The dunes formed a vast circle around a deep, dusty, lens-shaped depression, several kilometres across. A river stretched all the way around the rim of the dip, a dark ring, leaden in the gloom. Four bridges crossed it, equally spaced at the four points of the compass.
Beyond the river, corrugated metal gleamed dully, sometimes almost silver, sometimes a rusted red, forming an uncountable rabble of small buildings and shacks. Hard, bright patches of colour blazed out where shafts of light broke through the clouds from the weave. A round, black lake lay at the heart of the ramshackle city, a pupil in the city’s lens. Its waters were perfectly still – a mirror, showing the sky back to itself.
At the heart of the shining waters was a higgledy-piggledy pile of something that at first looked like rubble. Looking closer, Jack saw that it was a mountain of small black cubes.
‘I never imagined it like this,’ he told Fist.

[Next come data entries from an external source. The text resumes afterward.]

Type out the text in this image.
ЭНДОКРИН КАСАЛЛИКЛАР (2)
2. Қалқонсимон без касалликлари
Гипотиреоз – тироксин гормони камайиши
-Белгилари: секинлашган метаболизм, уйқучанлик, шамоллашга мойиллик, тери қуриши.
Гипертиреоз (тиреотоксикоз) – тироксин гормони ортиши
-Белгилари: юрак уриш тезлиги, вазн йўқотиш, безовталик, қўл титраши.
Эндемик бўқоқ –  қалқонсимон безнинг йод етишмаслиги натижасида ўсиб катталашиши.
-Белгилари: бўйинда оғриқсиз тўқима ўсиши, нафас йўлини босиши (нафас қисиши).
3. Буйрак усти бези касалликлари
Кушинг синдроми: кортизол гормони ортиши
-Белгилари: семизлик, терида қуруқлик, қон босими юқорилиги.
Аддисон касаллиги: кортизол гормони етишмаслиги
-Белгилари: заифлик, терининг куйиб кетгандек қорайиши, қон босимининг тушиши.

‘Can you see anyone?’ Fist replied.
‘I don’t know.’
Movement was visible throughout the Coffin Space, but it was difficult to tell if it came from people or from the wind snatching at loose metal. Jack couldn’t make out the geography of the city. There were no roads. He imagined tight alleys and passages squashed between rickety houses. Remembering the city’s inhabitants made him see it as a great, overfilled cemetery, graves and tombs squashed together, coffins tipping against each other where the earth between them had subsided.
Fist skipped down the dune. ‘Come on!’
Jack imagined all the dead he’d ever known, clustered in the squalor before him.
‘Come ON! Let’s go meet some fetches!’
Jack let himself slide down the dune and set off towards the nearest of the bridges.
‘That’s interesting,’ Fist shouted back at him. ‘They manage time differently on this side of the dunes.’
It was indeed difficult to measure its passing in that empty landscape. Jack had a sense of an endless march towards the bridge, between the river, the dunes and the shifting clouds above. Step after step jarred through his body, telling him that he was moving forwards, but nothing seemed to change. Fist paced beside him, for once silent. At various points Jack said something, but Fist said nothing in response, leaving him unsure whether he’d only imagined speaking.